Another thing Carl is involved with is producing a regularly updated briefing on Accident and Emergency Statistics. Excel and QGIS templates do much of the work in producing the updated documents, so much of the data wrangling side of the report generation is automated using those tools. Supporting regular updating of briefings, as well as answering specific, ad hoc questions from MPs, producing debate briefings and other current topic briefings, seems to be an important Library activity.

As I’ve been looking for opportunities to compare different automation routes using things like Jupyter notebooks and RMarkdown, I thought I’d have a play with the GP list/LSOA data, showing how we might be able to use each of those two routes to generate maps showing the geographical distribution, across LSOAs at least, for GP practices on the Isle of Wight. This demonstrates several things, including: data ingest; filtering according to practice codes accessed from another dataset; importing a geoJSON shapefile; generating a choropleth map using the shapefile matched to the GP list LSOA codes.
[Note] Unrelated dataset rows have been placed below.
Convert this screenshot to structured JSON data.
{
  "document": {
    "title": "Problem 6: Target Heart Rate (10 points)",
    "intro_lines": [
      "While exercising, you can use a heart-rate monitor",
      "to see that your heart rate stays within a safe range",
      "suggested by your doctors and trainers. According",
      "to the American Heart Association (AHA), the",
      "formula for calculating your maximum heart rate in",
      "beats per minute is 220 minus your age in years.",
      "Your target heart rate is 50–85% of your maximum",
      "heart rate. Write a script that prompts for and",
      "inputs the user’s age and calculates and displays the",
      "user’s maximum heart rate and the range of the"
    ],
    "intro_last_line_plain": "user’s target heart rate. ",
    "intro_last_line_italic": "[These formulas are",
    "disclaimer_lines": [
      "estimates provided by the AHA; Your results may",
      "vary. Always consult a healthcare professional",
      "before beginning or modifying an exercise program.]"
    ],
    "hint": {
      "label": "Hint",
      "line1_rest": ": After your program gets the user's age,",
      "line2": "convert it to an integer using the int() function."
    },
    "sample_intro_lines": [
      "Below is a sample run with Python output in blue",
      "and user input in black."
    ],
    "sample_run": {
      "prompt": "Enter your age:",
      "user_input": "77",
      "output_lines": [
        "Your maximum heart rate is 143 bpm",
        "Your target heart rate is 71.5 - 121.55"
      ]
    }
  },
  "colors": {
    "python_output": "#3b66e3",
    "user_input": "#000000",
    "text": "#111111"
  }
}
The first thing I tried was using a python/pandas Jupyter notebook to create a choropleth map for a particular practice using the folium library. This didn’t take long to do at all – I’ve previously built an NHS admin database that lets me find practice codes associated with a particular CCG, such as the Isle of Wight CCG, as well as a notebook that generates a choropleth over LSOA boundaries, so it was simply a case of copying and pasting old bits of code and adding in the new dataset.You can see a rendered example of the notebook here (download).

One thing you might notice from the rendered notebook is that I actually “widgetised” it, allowing users of the live notebook to select a particular practice and render the associated map.

Whilst I find the Jupyter notebooks to provide a really friendly and accommodating environment for pulling together a recipe such as this, the report generation workflows are arguably still somewhat behind the workflows supported by RStudio and in particular the knitr tools.

So what does an RStudio workflow have to offer? Using Rmarkdown (Rmd) we can combine text, code and code outputs in much the same way as we can in a Jupyter notebook, but with slightly more control over the presentation of the output.


For example, from a single Rmd file we can knit an output HTML file that incorporates an interactive leaflet map, or a static PDF document.

It’s also possible to use a parameterised report generation workflow to generate separate reports for each practice. For example, applying this parameterised report generation script to a generic base template report will generate a set of PDF reports on a per practice basis for each practice on the Isle of Wight.

The bookdown package, which I haven’t played with yet, also looks promising for its ability to generate a single output document from a set of source documents. (I have a question in about the extent to which bookdown supports partially parameterised compound document creation).

Having started thinking about comparisons between Excel, Jupyter and RStudio workflows, possible next steps are:

  • to look for sensible ways of comparing the workflow associated with each,
  • the ramp-up skills required, and blockers (including cultural blockers (also administrative / organisational blockers, h/t @dasbarrett)) associated with getting started with new tools such as Jupyter or RStudio, and
  • the various ways in which each tool/workflow supports: transparency; maintainability; extendibility; correctness; reuse; integration with other tools; ease and speed of use.

It would also be interesting to explore how much time and effort would actually be involved in trying to port a legacy Excel report generating template to Rmd or ipynb, and what sorts of issue would be likely to arise, and what benefits Excel offers compared to Jupyter and RStudio workflows.